Home Podcasts & Vidéos Documentaires Malgré les risques, le travail de camgirl est une bouée de sauvetage pour les femmes migrantes vénézuéliennes

Malgré les risques, le travail de camgirl est une bouée de sauvetage pour les femmes migrantes vénézuéliennes

Peu de temps après l’arrivée de Valeria en Colombie, son père a remarqué qu’elle était en ligne tard dans la nuit et lui a envoyé un message depuis le Venezuela, lui demandant pourquoi elle était encore éveillée.

La jeune femme de 20 ans a dû réfléchir vite car elle avait annoncé à sa famille qu’elle déménageait dans le pays voisin pour travailler dans un centre d’appels.

« Je lui ai dit que j’avais trouvé un deuxième emploi dans une épicerie », a-t-elle déclaré à CNN.

Mais ces deux emplois étaient des mensonges.

Valeria, dont le nom a été changé pour éviter la stigmatisation, était en plein milieu de son travail de mannequin dans une maison transformée en studio de webcam dans la ville frontalière colombienne de Cúcuta, réalisant des spectacles érotiques pour des clients en ligne du monde entier.

« Le premier mois, c’était très dur. J’avais terriblement honte », dit-elle, les mains jointes sur ses genoux, tandis que le son des klaxons des taxis et les cris d’un vendeur d’avocats à l’extérieur résonnent à travers la grande fenêtre ouverte.

« Mais je me suis dit que je ne pouvais pas partir », se souvient-elle. « Je n’aime pas vraiment ce travail.

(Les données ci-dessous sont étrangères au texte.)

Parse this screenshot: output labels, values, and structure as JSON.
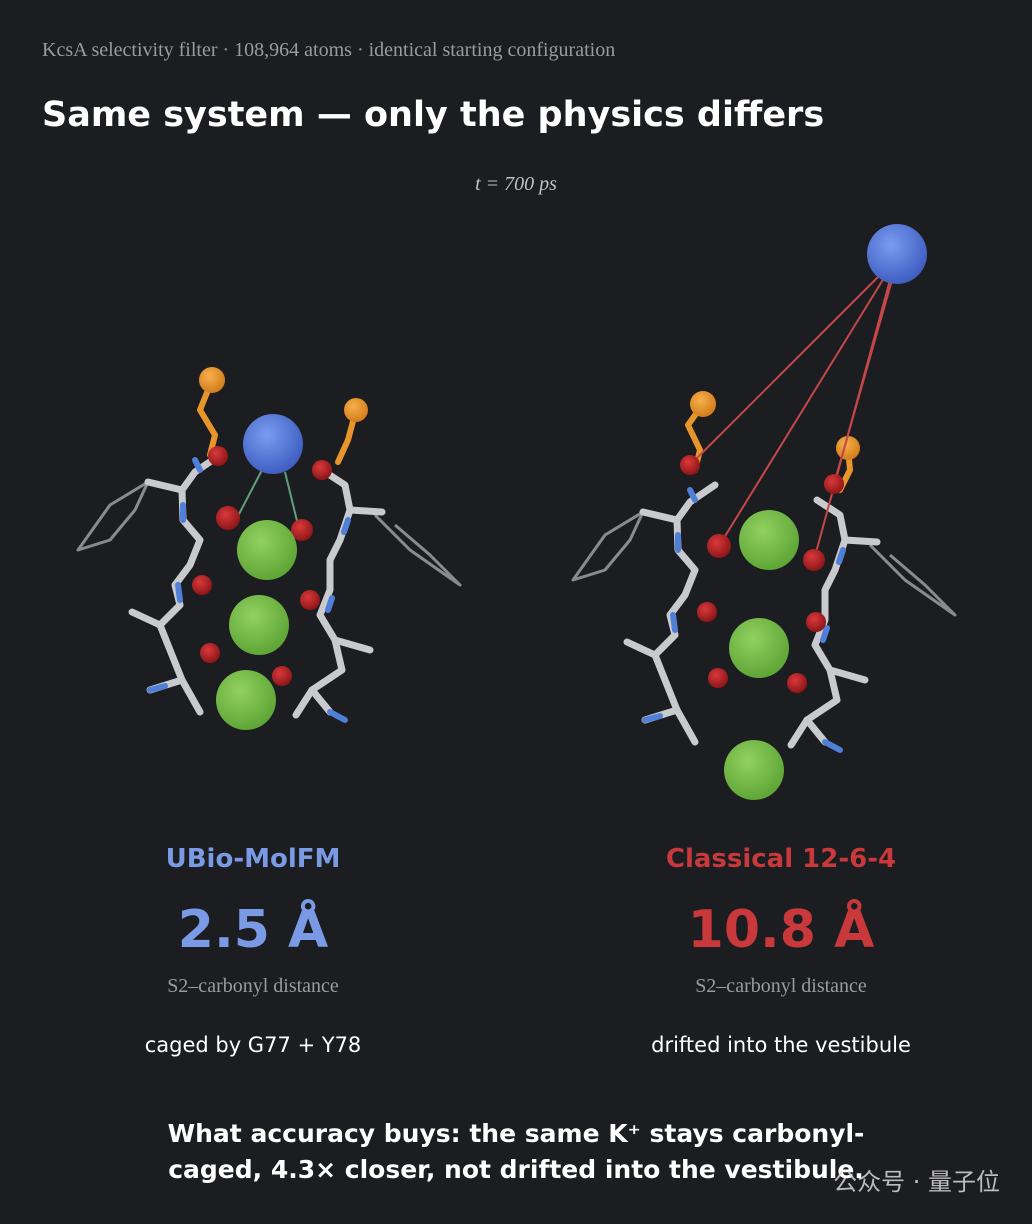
{
  "header": {
    "subtitle": "KcsA selectivity filter · 108,964 atoms · identical starting configuration",
    "title": "Same system — only the physics differs",
    "time": "t = 700 ps"
  },
  "panels": [
    {
      "name": "UBio-MolFM",
      "distance": "2.5 Å",
      "metric": "S2–carbonyl distance",
      "note": "caged by G77 + Y78"
    },
    {
      "name": "Classical 12-6-4",
      "distance": "10.8 Å",
      "metric": "S2–carbonyl distance",
      "note": "drifted into the vestibule"
    }
  ],
  "footer": {
    "lines": [
      "What accuracy buys: the same K⁺ stays carbonyl-",
      "caged, 4.3× closer, not drifted into the vestibule."
    ]
  },
  "watermark": "公众号 · 量子位"
}
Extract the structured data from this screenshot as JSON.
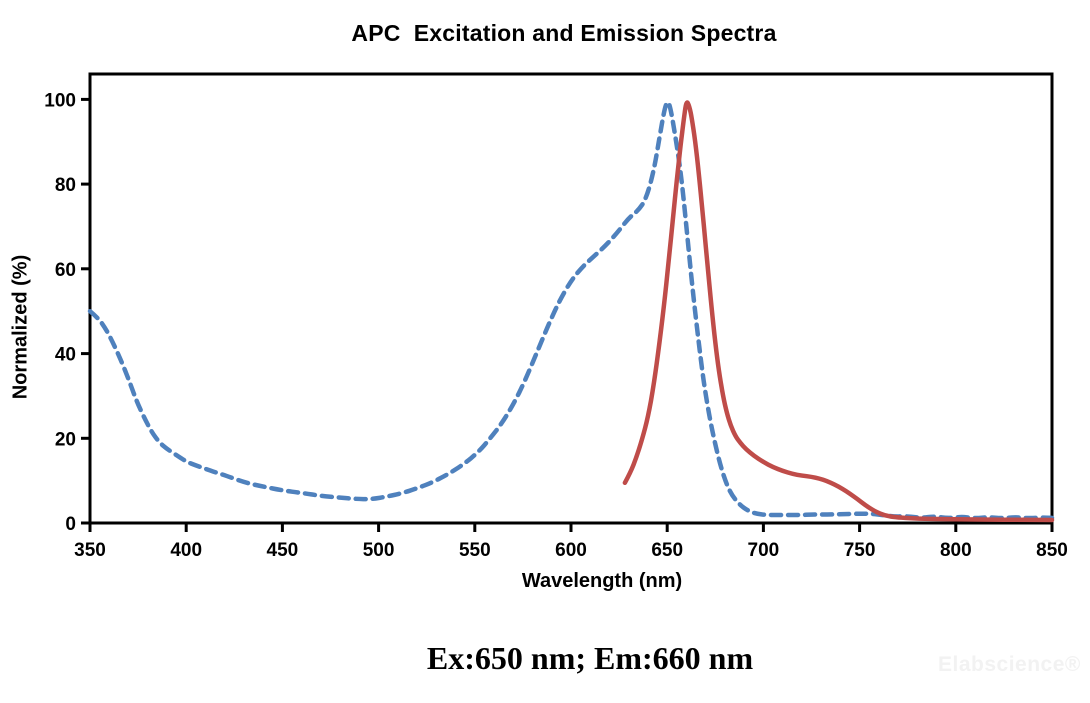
{
  "figure": {
    "watermark": "Elabscience®"
  },
  "chart_data": {
    "type": "line",
    "title": "APC  Excitation and Emission Spectra",
    "xlabel": "Wavelength (nm)",
    "ylabel": "Normalized (%)",
    "xlim": [
      350,
      850
    ],
    "ylim": [
      0,
      106
    ],
    "xticks": [
      350,
      400,
      450,
      500,
      550,
      600,
      650,
      700,
      750,
      800,
      850
    ],
    "yticks": [
      0,
      20,
      40,
      60,
      80,
      100
    ],
    "grid": false,
    "legend": "none",
    "plot_border": true,
    "axis_color": "#000000",
    "excitation_max_nm": 650,
    "emission_max_nm": 660,
    "annotations": [
      "Ex:650 nm; Em:660 nm"
    ],
    "series": [
      {
        "name": "Excitation",
        "line_style": "dashed",
        "color": "#4f81bd",
        "points": [
          [
            350,
            50
          ],
          [
            354,
            48.5
          ],
          [
            358,
            46
          ],
          [
            362,
            42.5
          ],
          [
            366,
            38.5
          ],
          [
            370,
            34
          ],
          [
            374,
            29
          ],
          [
            378,
            25
          ],
          [
            382,
            21.5
          ],
          [
            386,
            19
          ],
          [
            390,
            17.5
          ],
          [
            395,
            16
          ],
          [
            400,
            14.5
          ],
          [
            405,
            13.6
          ],
          [
            410,
            12.8
          ],
          [
            415,
            12
          ],
          [
            420,
            11.3
          ],
          [
            430,
            9.6
          ],
          [
            440,
            8.6
          ],
          [
            450,
            7.7
          ],
          [
            460,
            7.1
          ],
          [
            470,
            6.4
          ],
          [
            480,
            6
          ],
          [
            488,
            5.7
          ],
          [
            496,
            5.6
          ],
          [
            504,
            6.2
          ],
          [
            512,
            7
          ],
          [
            520,
            8.2
          ],
          [
            528,
            9.6
          ],
          [
            536,
            11.5
          ],
          [
            544,
            13.8
          ],
          [
            552,
            16.8
          ],
          [
            558,
            20
          ],
          [
            564,
            23.5
          ],
          [
            570,
            28
          ],
          [
            576,
            33.5
          ],
          [
            582,
            40
          ],
          [
            588,
            46.5
          ],
          [
            594,
            52.5
          ],
          [
            600,
            57.2
          ],
          [
            606,
            60.5
          ],
          [
            612,
            63
          ],
          [
            618,
            65.5
          ],
          [
            624,
            68.5
          ],
          [
            630,
            72
          ],
          [
            635,
            73.8
          ],
          [
            639,
            76.5
          ],
          [
            643,
            83
          ],
          [
            646,
            91
          ],
          [
            648.5,
            97.5
          ],
          [
            650,
            99.7
          ],
          [
            651.5,
            98.5
          ],
          [
            654,
            92
          ],
          [
            657,
            83
          ],
          [
            660,
            70
          ],
          [
            663,
            56
          ],
          [
            666,
            44
          ],
          [
            669,
            33
          ],
          [
            672,
            25
          ],
          [
            675,
            18.5
          ],
          [
            678,
            13
          ],
          [
            681,
            9
          ],
          [
            684,
            6.3
          ],
          [
            688,
            4.2
          ],
          [
            692,
            2.9
          ],
          [
            696,
            2.2
          ],
          [
            702,
            1.9
          ],
          [
            710,
            1.9
          ],
          [
            718,
            1.9
          ],
          [
            726,
            2
          ],
          [
            734,
            2
          ],
          [
            742,
            2.1
          ],
          [
            750,
            2.2
          ],
          [
            756,
            2.2
          ],
          [
            762,
            1.9
          ],
          [
            768,
            1.5
          ],
          [
            775,
            1.6
          ],
          [
            782,
            1.2
          ],
          [
            789,
            1.6
          ],
          [
            796,
            1.1
          ],
          [
            803,
            1.5
          ],
          [
            810,
            1.1
          ],
          [
            817,
            1.4
          ],
          [
            824,
            1.1
          ],
          [
            831,
            1.4
          ],
          [
            838,
            1.1
          ],
          [
            845,
            1.3
          ],
          [
            850,
            1.2
          ]
        ]
      },
      {
        "name": "Emission",
        "line_style": "solid",
        "color": "#bf4c49",
        "points": [
          [
            628,
            9.5
          ],
          [
            631,
            12
          ],
          [
            634,
            15.5
          ],
          [
            637,
            19.8
          ],
          [
            640,
            25
          ],
          [
            643,
            32.5
          ],
          [
            646,
            42.5
          ],
          [
            649,
            54
          ],
          [
            651,
            63
          ],
          [
            653,
            72
          ],
          [
            655,
            81
          ],
          [
            657,
            89.5
          ],
          [
            658.5,
            95
          ],
          [
            660,
            99.8
          ],
          [
            661.5,
            98.5
          ],
          [
            663,
            95
          ],
          [
            665,
            88.5
          ],
          [
            667,
            80
          ],
          [
            669,
            70.5
          ],
          [
            671,
            60.5
          ],
          [
            673,
            51
          ],
          [
            675,
            42.5
          ],
          [
            677,
            35.5
          ],
          [
            679,
            30
          ],
          [
            681,
            26
          ],
          [
            683,
            23
          ],
          [
            685.5,
            20.5
          ],
          [
            688,
            18.9
          ],
          [
            691,
            17.4
          ],
          [
            695,
            15.9
          ],
          [
            700,
            14.4
          ],
          [
            705,
            13.2
          ],
          [
            710,
            12.3
          ],
          [
            715,
            11.6
          ],
          [
            720,
            11.2
          ],
          [
            725,
            10.9
          ],
          [
            729,
            10.5
          ],
          [
            733,
            9.9
          ],
          [
            737,
            9.1
          ],
          [
            741,
            8.1
          ],
          [
            745,
            6.9
          ],
          [
            749,
            5.6
          ],
          [
            753,
            4.2
          ],
          [
            757,
            3
          ],
          [
            761,
            2.1
          ],
          [
            765,
            1.6
          ],
          [
            770,
            1.3
          ],
          [
            777,
            1.1
          ],
          [
            785,
            1
          ],
          [
            795,
            0.9
          ],
          [
            805,
            0.85
          ],
          [
            818,
            0.8
          ],
          [
            832,
            0.75
          ],
          [
            850,
            0.7
          ]
        ]
      }
    ]
  }
}
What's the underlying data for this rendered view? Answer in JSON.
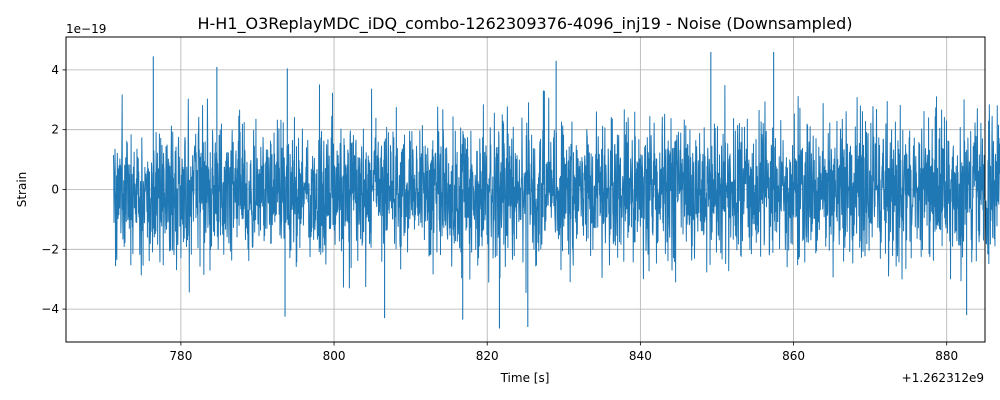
{
  "chart_data": {
    "type": "line",
    "title": "H-H1_O3ReplayMDC_iDQ_combo-1262309376-4096_inj19 - Noise (Downsampled)",
    "xlabel": "Time [s]",
    "ylabel": "Strain",
    "x_offset_label": "+1.262312e9",
    "y_scale_label": "1e−19",
    "xlim": [
      765,
      885
    ],
    "ylim": [
      -5.1,
      5.1
    ],
    "x_ticks": [
      780,
      800,
      820,
      840,
      860,
      880
    ],
    "x_tick_labels": [
      "780",
      "800",
      "820",
      "840",
      "860",
      "880"
    ],
    "y_ticks": [
      -4,
      -2,
      0,
      2,
      4
    ],
    "y_tick_labels": [
      "−4",
      "−2",
      "0",
      "2",
      "4"
    ],
    "grid": true,
    "series": [
      {
        "color": "#1f77b4",
        "x_range": [
          771.2,
          891.2
        ],
        "approx_amplitude_1sigma": 1.0,
        "approx_min": -4.6,
        "approx_max": 4.6,
        "peaks": [
          {
            "x": 776.4,
            "y": 4.45
          },
          {
            "x": 784.7,
            "y": 4.1
          },
          {
            "x": 793.9,
            "y": 4.05
          },
          {
            "x": 829.0,
            "y": 4.3
          },
          {
            "x": 849.2,
            "y": 4.6
          },
          {
            "x": 857.4,
            "y": 4.6
          }
        ],
        "troughs": [
          {
            "x": 793.6,
            "y": -4.25
          },
          {
            "x": 806.6,
            "y": -4.3
          },
          {
            "x": 816.8,
            "y": -4.35
          },
          {
            "x": 821.6,
            "y": -4.65
          },
          {
            "x": 825.3,
            "y": -4.6
          },
          {
            "x": 882.6,
            "y": -4.2
          }
        ]
      }
    ]
  }
}
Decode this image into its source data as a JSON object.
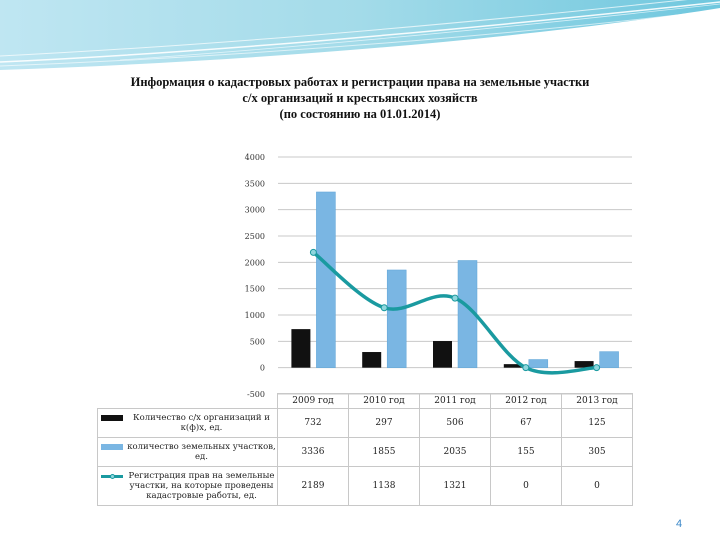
{
  "colors": {
    "bar1": "#111111",
    "bar2": "#7ab6e3",
    "line": "#1a9aa0",
    "grid": "#c8c8c8",
    "accent": "#3a87c8"
  },
  "title_lines": [
    "Информация о кадастровых работах и регистрации права на земельные участки",
    "с/х организаций и крестьянских хозяйств",
    "(по состоянию на 01.01.2014)"
  ],
  "page_number": "4",
  "chart_data": {
    "type": "bar",
    "categories": [
      "2009 год",
      "2010 год",
      "2011 год",
      "2012 год",
      "2013 год"
    ],
    "ylim": [
      -500,
      4000
    ],
    "yticks": [
      4000,
      3500,
      3000,
      2500,
      2000,
      1500,
      1000,
      500,
      0,
      -500
    ],
    "ytick_labels": [
      "4000",
      "3500",
      "3000",
      "2500",
      "2000",
      "1500",
      "1000",
      "500",
      "0",
      "-500"
    ],
    "grid": true,
    "series": [
      {
        "name": "Количество с/х организаций и к(ф)х, ед.",
        "type": "bar",
        "color": "#111111",
        "values": [
          732,
          297,
          506,
          67,
          125
        ],
        "labels": [
          "732",
          "297",
          "506",
          "67",
          "125"
        ]
      },
      {
        "name": "количество земельных участков, ед.",
        "type": "bar",
        "color": "#7ab6e3",
        "values": [
          3336,
          1855,
          2035,
          155,
          305
        ],
        "labels": [
          "3336",
          "1855",
          "2035",
          "155",
          "305"
        ]
      },
      {
        "name": "Регистрация прав на земельные участки, на которые проведены кадастровые работы, ед.",
        "type": "line",
        "color": "#1a9aa0",
        "values": [
          2189,
          1138,
          1321,
          0,
          0
        ],
        "labels": [
          "2189",
          "1138",
          "1321",
          "0",
          "0"
        ]
      }
    ]
  }
}
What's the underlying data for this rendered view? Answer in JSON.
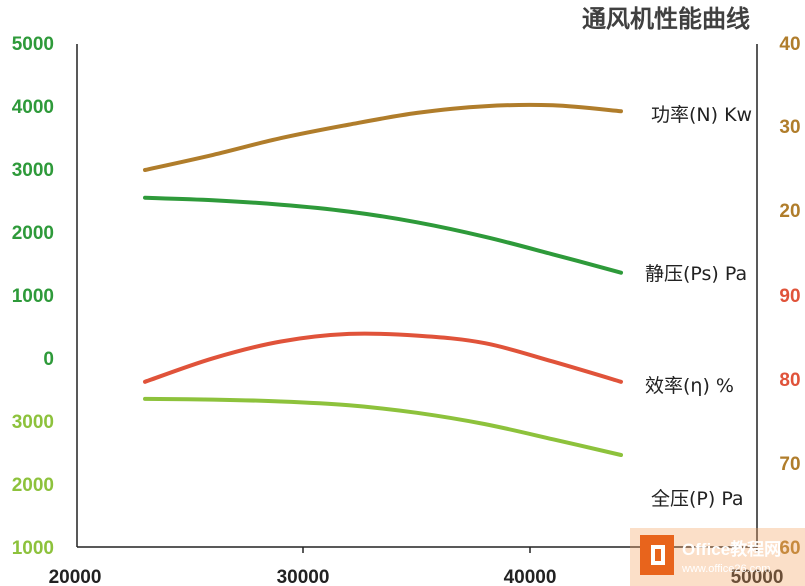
{
  "chart_data": {
    "type": "line",
    "title": "通风机性能曲线",
    "x_ticks": [
      "20000",
      "30000",
      "40000",
      "50000"
    ],
    "xlim": [
      20000,
      50000
    ],
    "axis_ticks": {
      "left_green": [
        "5000",
        "4000",
        "3000",
        "2000",
        "1000",
        "0",
        "3000",
        "2000",
        "1000"
      ],
      "right_brown": [
        "40",
        "30",
        "20"
      ],
      "right_red": [
        "90",
        "80"
      ],
      "right_lightgreen": [
        "70",
        "60"
      ]
    },
    "series": [
      {
        "name": "功率(N) Kw",
        "color": "#b07d2b",
        "points": [
          [
            23000,
            25.0
          ],
          [
            26000,
            26.8
          ],
          [
            29000,
            28.8
          ],
          [
            32000,
            30.4
          ],
          [
            35000,
            31.8
          ],
          [
            38000,
            32.6
          ],
          [
            41000,
            32.7
          ],
          [
            44000,
            32.0
          ]
        ]
      },
      {
        "name": "静压(Ps) Pa",
        "color": "#2e9a3a",
        "points": [
          [
            23000,
            2560
          ],
          [
            26000,
            2520
          ],
          [
            29000,
            2450
          ],
          [
            32000,
            2340
          ],
          [
            35000,
            2170
          ],
          [
            38000,
            1940
          ],
          [
            41000,
            1660
          ],
          [
            44000,
            1370
          ]
        ]
      },
      {
        "name": "效率(η) %",
        "color": "#e0533a",
        "points": [
          [
            23000,
            80.5
          ],
          [
            26000,
            83.3
          ],
          [
            29000,
            85.3
          ],
          [
            32000,
            86.2
          ],
          [
            35000,
            86.0
          ],
          [
            38000,
            85.1
          ],
          [
            41000,
            82.9
          ],
          [
            44000,
            80.5
          ]
        ]
      },
      {
        "name": "全压(P) Pa",
        "color": "#8dc23c",
        "points": [
          [
            23000,
            3350
          ],
          [
            26000,
            3340
          ],
          [
            29000,
            3310
          ],
          [
            32000,
            3250
          ],
          [
            35000,
            3130
          ],
          [
            38000,
            2950
          ],
          [
            41000,
            2710
          ],
          [
            44000,
            2460
          ]
        ]
      }
    ]
  },
  "watermark": {
    "text": "Office教程网",
    "url": "www.office26.com"
  }
}
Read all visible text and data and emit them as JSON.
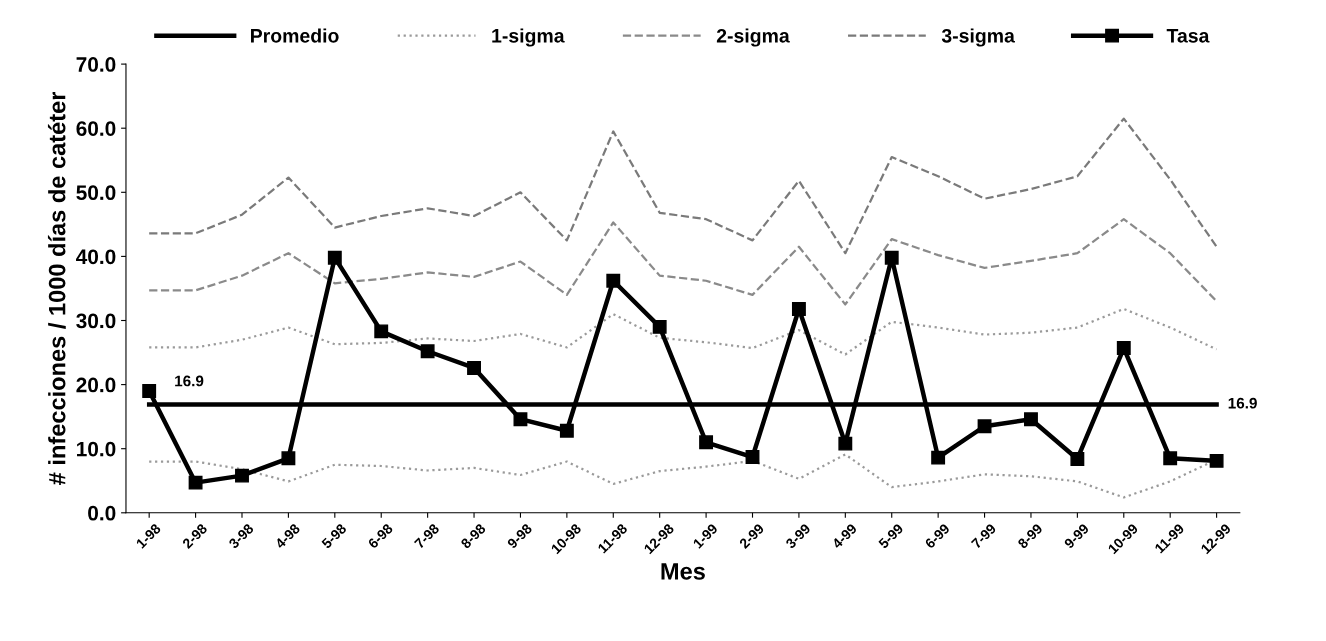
{
  "chart_data": {
    "type": "line",
    "xlabel": "Mes",
    "ylabel": "# infecciones / 1000 días de catéter",
    "categories": [
      "1-98",
      "2-98",
      "3-98",
      "4-98",
      "5-98",
      "6-98",
      "7-98",
      "8-98",
      "9-98",
      "10-98",
      "11-98",
      "12-98",
      "1-99",
      "2-99",
      "3-99",
      "4-99",
      "5-99",
      "6-99",
      "7-99",
      "8-99",
      "9-99",
      "10-99",
      "11-99",
      "12-99"
    ],
    "series": [
      {
        "name": "Promedio",
        "color": "#000000",
        "line_style": "solid",
        "marker": "none",
        "values": [
          16.9,
          16.9,
          16.9,
          16.9,
          16.9,
          16.9,
          16.9,
          16.9,
          16.9,
          16.9,
          16.9,
          16.9,
          16.9,
          16.9,
          16.9,
          16.9,
          16.9,
          16.9,
          16.9,
          16.9,
          16.9,
          16.9,
          16.9,
          16.9
        ]
      },
      {
        "name": "1-sigma",
        "color": "#9a9a9a",
        "line_style": "dotted",
        "marker": "none",
        "values": [
          25.8,
          25.8,
          27.0,
          28.9,
          26.3,
          26.5,
          27.2,
          26.8,
          27.9,
          25.8,
          31.0,
          27.3,
          26.6,
          25.7,
          28.5,
          24.7,
          29.8,
          28.9,
          27.8,
          28.1,
          28.9,
          31.8,
          28.9,
          25.5
        ]
      },
      {
        "color": "#9a9a9a",
        "line_style": "dotted",
        "marker": "none",
        "values": [
          8.0,
          8.0,
          6.8,
          4.9,
          7.5,
          7.3,
          6.6,
          7.0,
          5.9,
          8.0,
          4.5,
          6.5,
          7.2,
          8.1,
          5.3,
          9.1,
          4.0,
          4.9,
          6.0,
          5.7,
          4.9,
          2.4,
          4.9,
          8.3
        ]
      },
      {
        "name": "2-sigma",
        "color": "#8a8a8a",
        "line_style": "dashed",
        "marker": "none",
        "values": [
          34.7,
          34.7,
          37.0,
          40.5,
          35.8,
          36.5,
          37.5,
          36.8,
          39.2,
          34.0,
          45.3,
          37.0,
          36.2,
          34.0,
          41.5,
          32.5,
          42.7,
          40.2,
          38.2,
          39.3,
          40.5,
          45.8,
          40.5,
          33.0
        ]
      },
      {
        "name": "3-sigma",
        "color": "#7a7a7a",
        "line_style": "dashed",
        "marker": "none",
        "values": [
          43.6,
          43.6,
          46.5,
          52.3,
          44.5,
          46.3,
          47.5,
          46.3,
          50.0,
          42.5,
          59.5,
          46.8,
          45.8,
          42.5,
          51.8,
          40.5,
          55.5,
          52.5,
          49.0,
          50.5,
          52.5,
          61.5,
          52.0,
          41.5
        ]
      },
      {
        "name": "Tasa",
        "color": "#000000",
        "line_style": "solid",
        "marker": "square",
        "values": [
          19.0,
          4.7,
          5.8,
          8.5,
          39.8,
          28.3,
          25.2,
          22.6,
          14.6,
          12.8,
          36.2,
          29.0,
          11.0,
          8.7,
          31.8,
          10.8,
          39.8,
          8.6,
          13.5,
          14.6,
          8.4,
          25.7,
          8.5,
          8.1
        ]
      }
    ],
    "annotations": [
      {
        "text": "16.9",
        "x": "1-98",
        "y": 16.9
      },
      {
        "text": "16.9",
        "x": "12-99",
        "y": 16.9
      }
    ],
    "ylim": [
      0,
      70
    ],
    "yticks": [
      {
        "value": 0,
        "label": "0.0"
      },
      {
        "value": 10,
        "label": "10.0"
      },
      {
        "value": 20,
        "label": "20.0"
      },
      {
        "value": 30,
        "label": "30.0"
      },
      {
        "value": 40,
        "label": "40.0"
      },
      {
        "value": 50,
        "label": "50.0"
      },
      {
        "value": 60,
        "label": "60.0"
      },
      {
        "value": 70,
        "label": "70.0"
      }
    ],
    "grid": false,
    "legend": "top"
  }
}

Mais je le fais parce que j’en ai besoin. »

Valeria est l’une des dizaines de milliers de femmes vénézuéliennes qui travaillent comme mannequins dans les nombreuses webcams de Colombie, où elles reçoivent un salaire et un logement en échange de leurs performances en ligne, diffusées principalement à des clients en Europe et en Amérique du Nord .

Les maisons se trouvent généralement dans des zones résidentielles où elles semblent typiques de l’extérieur, mais l’intérieur a été transformé en studios de fortune avec des lumières, des caméras et des jouets sexuels en abondance.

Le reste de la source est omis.